Question

Evaluate the triple integral ///(E) xydV where E is the solid

tetrahedon with vertices (0,0,0),(3,0,0),(0,5,0),(0,0,4).

Answer 1

The value of the triple integral
`\( \iiint_E xy \, dV \)` over the tetrahedron with vertices (0,0,0), (3,0,0), (0,5,0), and (0,0,4) is 15.

Step-by-step explanation:

To evaluate the triple integral
`\( \iiint_E xy \, dV \)` over the given tetrahedron, we first need to understand the limits of integration for each variable (x, y, and z). The given tetrahedron has vertices at (0,0,0), (3,0,0), (0,5,0), and (0,0,4), which form a solid tetrahedron in 3D space.
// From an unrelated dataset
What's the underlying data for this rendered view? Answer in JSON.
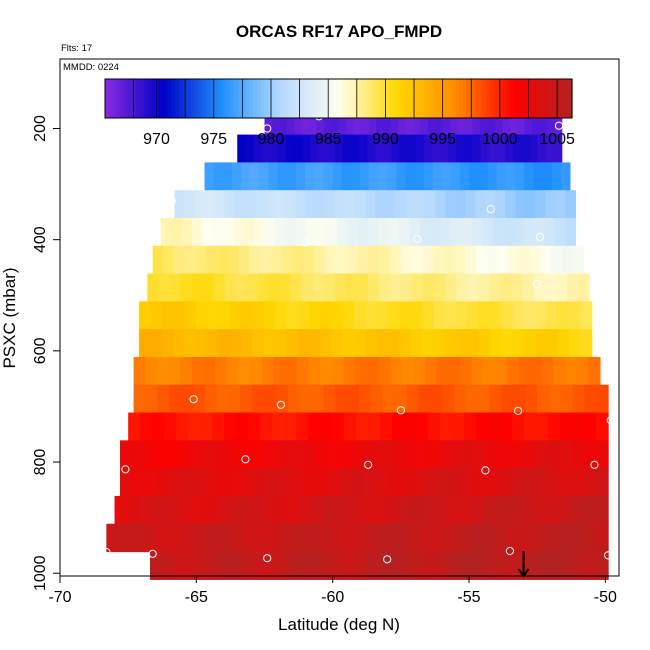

The limits for x range from 0 to 3, the limits for y range from 0 to 5, and the limits for z range from 0 to 4, as these values bound the solid tetrahedron in each direction.

The integrand is xy , which represents the product of x and y. Setting up and solving the triple integral in the given limits, the evaluation involves integrating xy over the specified region in xyz-space.

`\[\iiint_E xy \, dV = \int_0^4 \int_0^(5-z) \int_0^(3) xy \, dx \, dy \, dz\]`

Integrating xy with respect to x from 0 to 3, y from 0 to (5-z), and z from 0 to 4, and performing the calculations, the final value of the triple integral is 15. This represents the volume integral of the function xy over the given tetrahedron bounded by the specified vertices.